Greece explains why it won’t send more weapons to Ukraine
Greece has announced that it won't send any more weapons to Ukraine because it doesn’t have any to spare, and can't afford to weaken its own defenses. The country has been among the states that have armed Kiev after Russia launched its offensive in February.
“The defense equipment we sent to Ukraine came from our stocks. There is no issue of sending more,” Defense Minister Nikolaos Panagiotopoulos told the country’s parliament on Wednesday.
“There is no way we can weaken any part of our defense, especially on the islands, by taking a portion of it and sending it to Ukraine. I want to make this clear.”
Greece has already delivered military aid – such as portable rocket launchers, Kalashnikov rifles, and ammunition – to Ukraine.
Athens, however, has refused Washington’s request to transfer its heavier, Soviet-made weapons, such as the Tor-M1 and Osa-AK air defense missile systems, local media reported.
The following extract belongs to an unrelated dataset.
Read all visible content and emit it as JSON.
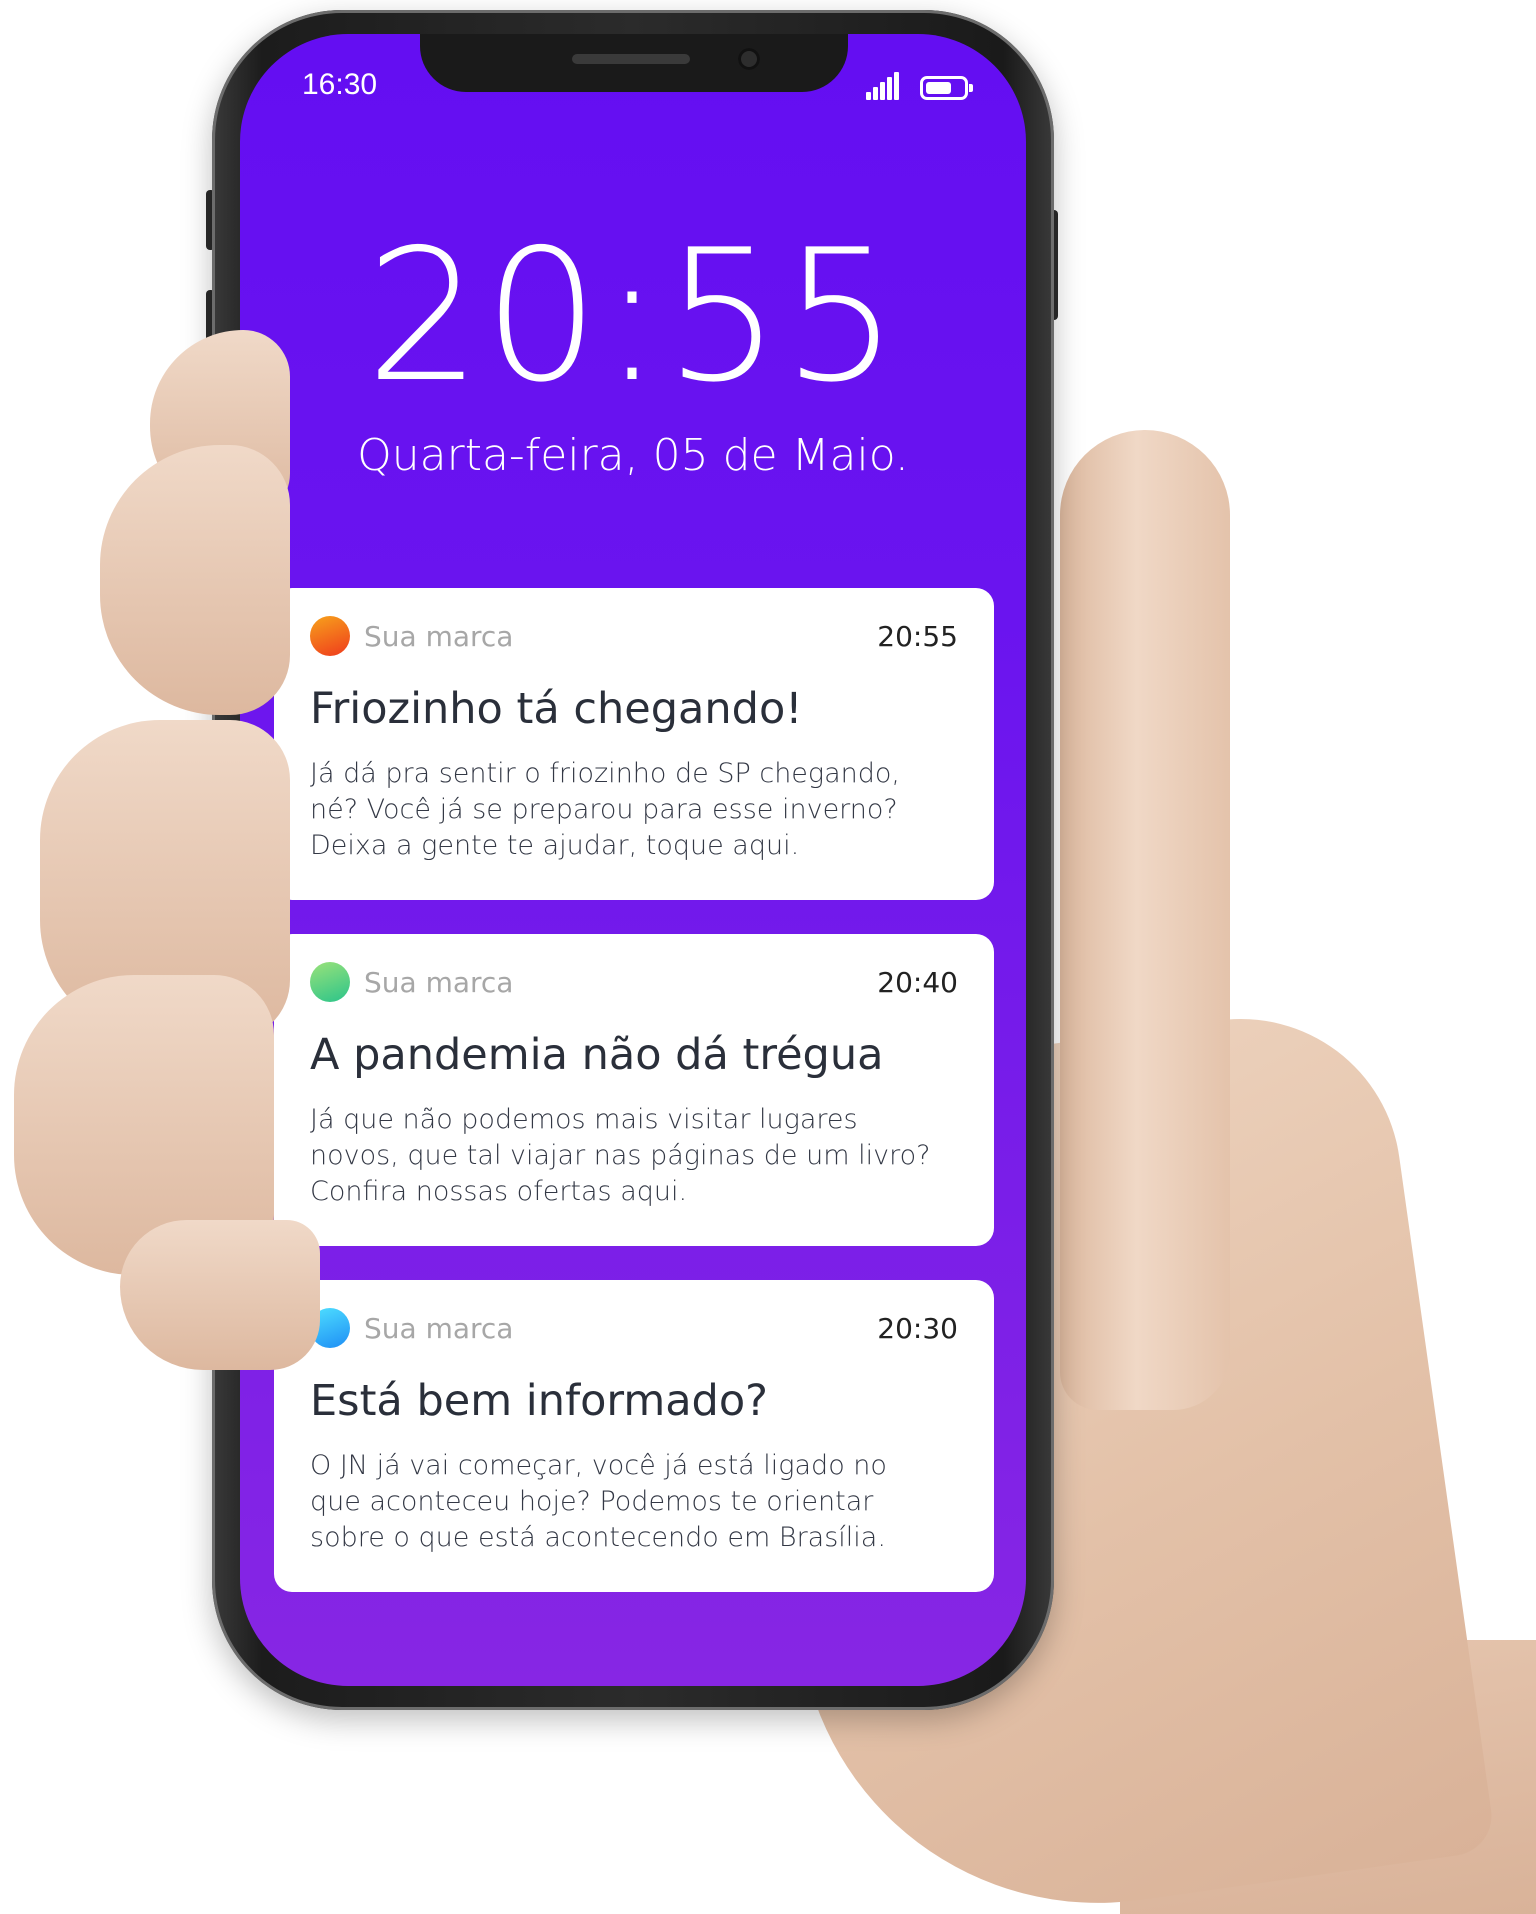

Western countries have been increasingly supplying Ukraine with weapons, ranging from tanks and armored personnel carriers to missile systems, after Russia attacked the neighboring country on February 24.
Not all NATO members, however, have agreed to arm Kiev. Hungary refused to send any weapons, arguing that it was not in the country’s interests to be dragged into the Russia-Ukraine conflict.
Russia attacked its neighbor in late February, following Ukraine’s failure to implement the terms of the Minsk agreements, signed in 2014, and Moscow’s eventual recognition of the Donbass republics of Donetsk and Lugansk. The German and French brokered Minsk Protocols were designed to give the breakaway regions special status within the Ukrainian state.
The Kremlin has since demanded that Ukraine officially declare itself a neutral country that will never join the US-led NATO military bloc. Kiev insists the Russian offensive was completely unprovoked and has denied claims it was planning to retake the two republics by force.